In the magical 2001 season, he posted a 20-6 record. Two years later in 2003, he went  21-7 and earned a spot on the AL All-Star team. He is the only pitcher in franchise history to win 20 ore more games in a season more than once.

Moyer got the start on opening day in 2000, 2004-2006. He also started the first game at  Safeco Field on July 15, 1999, with a called strike on the first pitch.

Moyer came to Seattle from the Red Sox in a trade-deadline move  in exchange for outfielder Darren Bragg on July 30, 1996.

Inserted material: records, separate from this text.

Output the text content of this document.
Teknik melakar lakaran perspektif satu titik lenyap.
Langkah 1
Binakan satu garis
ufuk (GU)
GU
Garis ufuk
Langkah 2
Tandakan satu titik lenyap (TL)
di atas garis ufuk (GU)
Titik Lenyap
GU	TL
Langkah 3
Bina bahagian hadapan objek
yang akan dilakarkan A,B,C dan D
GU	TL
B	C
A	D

He was selected by the Chicago Cubs in the 6th round of the 1984 draft and later made his big league debut on June 16, 1986 with a win over Steve Carlton and the Philadelphia Phillies. He had stints with the Rangers, Cardinals, Orioles, Red Sox, Mariners, Phillies and Rockies in his 25-year MLB career. He started a game at the age of 49 with the Rockies in his final season. He compiled 269 career wins in his career.

Moyer’s unlikley success on the field was rivaled by his commitment to community service off the field.  In 2000, he and his wife, Karen, started “The Moyer Foundation.” It’s mission was to provide for support and help for children who were affected by family addiction and loss. He was honored for those efforts in 2003, winning the Roberto Clemente Award – MLB’s top award for community service. He also received the Hutch award and Lou Gehrig Award that season and picked up the Branch Rickey Award in 2004.

Moyer becomes the second pitcher to be inducted, joining Randy Johnson. He joins  Alvin Davis, Dave Niehaus, Jay Buhner, Edgar Martinez, Dan Wilson, Ken Griffey Jr. and Lou Piniella.